As Voter Registration Nears, Fears Of Exclusion

Prime Minister Hun Sen on Monday appealed to Cambodia’s 9.6 million eligible voters to register to cast their ballots when enrollment opens next month, as the opposition CNRP expressed concerns that a million migrant workers could be disenfranchised.

As part of the 2014 political deal between the CPP and CNRP, a new bipartisan National Election Committee (NEC) was created with a mandate to build a new electronic voter list without the hundreds of thousands of double and missing names that plagued previous lists.

A voter looks for his name on the National Election Committee's voter list at Boeng Keng Kang High School in Phnom Penh in 2013. (Simon Marks/The Cambodia Daily)
A voter looks for his name on the National Election Committee’s voter list at Boeng Keng Kang High School in Phnom Penh in 2013. (Simon Marks/The Cambodia Daily)

Mr. Hun Sen, speaking at a ceremony for a new bridge in Kandal province on Monday, said that those who do not register when NEC officials travel the country from the start of September to the end of November would not be able to vote in next year’s commune elections.

“Understand clearly: You should not think that you already voted five times, so you have your name on the voter list already,” Mr. Hun Sen said. “We have to make a new voter list by registering a new registry for those who have voting rights.”

“I take this opportunity to call on our citizens to re-register their rights as their country’s masters to vote for any party they like,” he added.

“Even I have to re-register. If not, I will not only lose the right to vote, but I will lose the right to stand as a candidate.”

About 9.6 million Cambodians are now eligible to vote, according to NEC estimates, with the next elections due on June 4, when 1,644 commune council seats will be up for grabs. The next national election is due on July 29, 2018.

The commune elections will provide the first test of support for the CPP and CNRP since the disputed 2013 national election, which led to the deal that created the new NEC, and will also be important in locking in the local-level administrative bodies until 2022.

CNRP lawmaker Mu Sochua said the opposition was concerned that more than 1 million Cambodians working abroad may be disenfranchised, and that it would send a team to Thailand this month to urge them to return home to register.

“There’s close to 1 million migrant workers in Thailand, and we will be going to the main areas, like Pattaya, Aranyaprathet and Chanthaburi, and we will be meeting representatives from these areas. The only reason is to tell them to register for voting,” Ms. Sochua said.

“We are going to also listen to them about the challenges and difficulties they face in order to come back, and speak to the NEC and the Ministry of Labor to see what kind of interventions must be done vis-a-vis the Thai government, or with the NEC,” she said.

NEC spokesman Hang Puthea said enrollment would take place in each of Cambodia’s current 1,633 communes—11 new ones will come into existence in 2017—and that people would have to vote in the commune in which they register for the local elections.

Migrant workers will only be able to vote if they return to Cambodia during the registration period and enroll in the communes listed on their national ID cards, or where they rent rooms or reside according to their government-issued family books.

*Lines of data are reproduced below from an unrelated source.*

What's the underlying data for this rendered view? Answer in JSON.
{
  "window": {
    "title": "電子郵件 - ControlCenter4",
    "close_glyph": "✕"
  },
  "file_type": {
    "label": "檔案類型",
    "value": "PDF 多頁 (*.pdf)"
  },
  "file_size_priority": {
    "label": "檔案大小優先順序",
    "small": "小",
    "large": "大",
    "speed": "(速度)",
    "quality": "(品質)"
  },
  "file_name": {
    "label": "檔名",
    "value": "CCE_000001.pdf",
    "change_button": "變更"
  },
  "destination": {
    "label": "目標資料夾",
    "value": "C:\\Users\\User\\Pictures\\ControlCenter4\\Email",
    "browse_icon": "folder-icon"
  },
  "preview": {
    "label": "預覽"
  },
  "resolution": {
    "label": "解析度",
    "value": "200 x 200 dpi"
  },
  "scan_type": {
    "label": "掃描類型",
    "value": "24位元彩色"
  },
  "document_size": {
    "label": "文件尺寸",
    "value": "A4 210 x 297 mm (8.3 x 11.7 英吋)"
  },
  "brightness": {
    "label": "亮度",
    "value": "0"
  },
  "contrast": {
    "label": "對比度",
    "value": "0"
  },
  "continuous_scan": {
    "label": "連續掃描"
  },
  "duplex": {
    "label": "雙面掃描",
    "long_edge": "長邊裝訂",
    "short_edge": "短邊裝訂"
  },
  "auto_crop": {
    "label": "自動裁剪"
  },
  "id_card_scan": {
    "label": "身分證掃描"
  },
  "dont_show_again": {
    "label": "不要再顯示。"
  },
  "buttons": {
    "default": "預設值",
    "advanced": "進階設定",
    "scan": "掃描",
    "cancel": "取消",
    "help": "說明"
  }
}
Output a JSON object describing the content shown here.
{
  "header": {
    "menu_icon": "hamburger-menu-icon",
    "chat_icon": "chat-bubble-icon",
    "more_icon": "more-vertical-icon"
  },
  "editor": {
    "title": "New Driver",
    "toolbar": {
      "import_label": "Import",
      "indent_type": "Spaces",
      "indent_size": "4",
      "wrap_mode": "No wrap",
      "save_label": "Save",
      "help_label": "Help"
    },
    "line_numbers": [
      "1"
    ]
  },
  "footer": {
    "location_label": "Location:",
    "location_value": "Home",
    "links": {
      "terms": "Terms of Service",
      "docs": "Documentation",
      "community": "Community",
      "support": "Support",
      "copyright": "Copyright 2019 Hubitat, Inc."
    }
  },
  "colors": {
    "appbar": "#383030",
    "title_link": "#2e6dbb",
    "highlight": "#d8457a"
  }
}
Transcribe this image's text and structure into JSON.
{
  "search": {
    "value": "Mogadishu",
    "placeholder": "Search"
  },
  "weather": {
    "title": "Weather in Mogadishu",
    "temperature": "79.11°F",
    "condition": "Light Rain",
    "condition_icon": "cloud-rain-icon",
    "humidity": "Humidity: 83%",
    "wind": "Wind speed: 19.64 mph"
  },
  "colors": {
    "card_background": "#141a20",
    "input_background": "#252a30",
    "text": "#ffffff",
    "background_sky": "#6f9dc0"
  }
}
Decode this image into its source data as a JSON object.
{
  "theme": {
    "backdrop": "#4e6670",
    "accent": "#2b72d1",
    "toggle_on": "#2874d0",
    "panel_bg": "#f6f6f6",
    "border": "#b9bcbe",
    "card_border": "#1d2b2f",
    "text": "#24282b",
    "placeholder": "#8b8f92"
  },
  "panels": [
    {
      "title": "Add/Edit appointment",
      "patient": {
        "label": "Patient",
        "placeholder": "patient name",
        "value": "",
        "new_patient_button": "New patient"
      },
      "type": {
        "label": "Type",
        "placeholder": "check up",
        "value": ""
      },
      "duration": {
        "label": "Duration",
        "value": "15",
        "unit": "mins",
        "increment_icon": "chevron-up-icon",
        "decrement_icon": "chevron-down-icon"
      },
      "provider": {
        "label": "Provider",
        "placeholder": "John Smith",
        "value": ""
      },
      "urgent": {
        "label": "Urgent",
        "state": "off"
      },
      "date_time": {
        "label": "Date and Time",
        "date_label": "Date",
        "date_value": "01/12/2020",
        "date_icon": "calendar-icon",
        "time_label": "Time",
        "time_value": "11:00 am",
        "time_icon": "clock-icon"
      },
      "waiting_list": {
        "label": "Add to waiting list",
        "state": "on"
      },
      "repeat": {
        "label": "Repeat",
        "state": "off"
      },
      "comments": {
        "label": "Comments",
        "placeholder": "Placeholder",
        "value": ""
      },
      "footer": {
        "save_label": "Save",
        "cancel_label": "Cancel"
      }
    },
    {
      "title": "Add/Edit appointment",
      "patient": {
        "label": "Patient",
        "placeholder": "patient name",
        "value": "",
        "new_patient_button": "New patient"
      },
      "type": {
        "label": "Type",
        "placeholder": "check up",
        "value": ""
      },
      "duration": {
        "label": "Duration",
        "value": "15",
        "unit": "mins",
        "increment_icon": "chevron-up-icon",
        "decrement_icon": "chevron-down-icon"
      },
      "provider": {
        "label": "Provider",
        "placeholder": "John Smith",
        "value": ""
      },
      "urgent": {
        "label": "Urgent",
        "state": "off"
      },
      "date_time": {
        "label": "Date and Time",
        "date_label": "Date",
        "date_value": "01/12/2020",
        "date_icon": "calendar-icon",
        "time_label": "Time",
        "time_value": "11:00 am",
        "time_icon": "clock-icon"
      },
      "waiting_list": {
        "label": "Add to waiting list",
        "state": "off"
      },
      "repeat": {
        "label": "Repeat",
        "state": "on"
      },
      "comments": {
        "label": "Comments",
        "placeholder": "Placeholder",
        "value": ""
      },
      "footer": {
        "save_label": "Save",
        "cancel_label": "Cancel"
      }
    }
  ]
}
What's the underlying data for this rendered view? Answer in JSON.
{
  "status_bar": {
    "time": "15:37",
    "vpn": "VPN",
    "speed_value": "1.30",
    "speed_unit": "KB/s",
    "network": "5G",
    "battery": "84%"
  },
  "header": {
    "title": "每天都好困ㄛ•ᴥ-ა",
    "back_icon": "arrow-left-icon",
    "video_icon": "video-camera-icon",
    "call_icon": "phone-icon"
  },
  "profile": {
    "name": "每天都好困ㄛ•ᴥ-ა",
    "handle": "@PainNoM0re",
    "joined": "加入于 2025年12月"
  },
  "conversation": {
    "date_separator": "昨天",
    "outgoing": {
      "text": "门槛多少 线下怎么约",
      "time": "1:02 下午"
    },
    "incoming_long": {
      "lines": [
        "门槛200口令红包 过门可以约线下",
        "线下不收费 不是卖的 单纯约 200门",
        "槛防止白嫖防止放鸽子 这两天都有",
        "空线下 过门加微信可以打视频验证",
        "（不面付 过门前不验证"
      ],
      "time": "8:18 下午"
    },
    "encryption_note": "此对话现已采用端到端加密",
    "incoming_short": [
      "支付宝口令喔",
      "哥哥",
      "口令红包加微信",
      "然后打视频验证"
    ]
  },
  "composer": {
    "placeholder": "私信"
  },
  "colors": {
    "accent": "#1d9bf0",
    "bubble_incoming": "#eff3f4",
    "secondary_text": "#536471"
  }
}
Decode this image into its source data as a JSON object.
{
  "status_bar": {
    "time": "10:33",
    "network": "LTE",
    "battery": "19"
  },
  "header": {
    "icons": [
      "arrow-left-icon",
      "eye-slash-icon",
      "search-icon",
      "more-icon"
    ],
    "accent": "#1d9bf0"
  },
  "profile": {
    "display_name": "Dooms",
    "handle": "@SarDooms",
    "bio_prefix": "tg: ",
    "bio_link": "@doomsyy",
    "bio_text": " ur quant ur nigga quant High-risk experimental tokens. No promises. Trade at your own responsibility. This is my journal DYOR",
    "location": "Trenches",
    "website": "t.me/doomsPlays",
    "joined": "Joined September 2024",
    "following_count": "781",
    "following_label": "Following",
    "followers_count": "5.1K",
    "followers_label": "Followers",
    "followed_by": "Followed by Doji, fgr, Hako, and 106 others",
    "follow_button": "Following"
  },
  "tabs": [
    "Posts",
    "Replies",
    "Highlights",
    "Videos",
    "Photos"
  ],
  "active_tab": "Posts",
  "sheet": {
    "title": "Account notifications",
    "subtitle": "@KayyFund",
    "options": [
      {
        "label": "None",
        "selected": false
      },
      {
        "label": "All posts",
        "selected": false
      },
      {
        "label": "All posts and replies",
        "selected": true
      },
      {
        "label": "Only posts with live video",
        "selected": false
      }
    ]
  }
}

“If they cross the border into Poipet and, for example, they rent [a house] in Poipet or have records of living with relatives there, they will be eligible to register in that area, or else they will need to travel to register at the place recorded on their ID cards,” Mr. Puthea said.

“Where they register is where they vote.”

The CNRP has written to the NEC asking it to continue voter registration during the Pchum Ben holiday from September 30 to October 3, when most people typically return to their home villages to pay respect to their ancestors.

Koul Panha, executive director of the Committee for Free and Fair Elections, said he feared that the hundreds of thousands of mostly poor Cambodians working in Thailand, South Korea and Malaysia could lose their right to vote if more convenient arrangements were not made.

“There could be problems if workers can return only for the holidays, and then go back and miss the voter registration. That’s why the NEC should have a special team to register people living abroad when they come back for Pchum Ben,” Mr. Panha said.

He said that even if registration were to take place over the holiday, many migrant workers could still be unable to return due to their jobs.

“I do not think all of them will return—but even if it’s only some, they should be registered,” he said.

Mr. Puthea said the NEC still had not made a decision on whether to make such arrangements.

“The issue is that the voter registration officials are bound by contract to do registration…during days that exclude Saturday and Sunday,” he said. “They will only have the Pchum Ben days off, so we might be accused of abusing their rights by asking them to work.”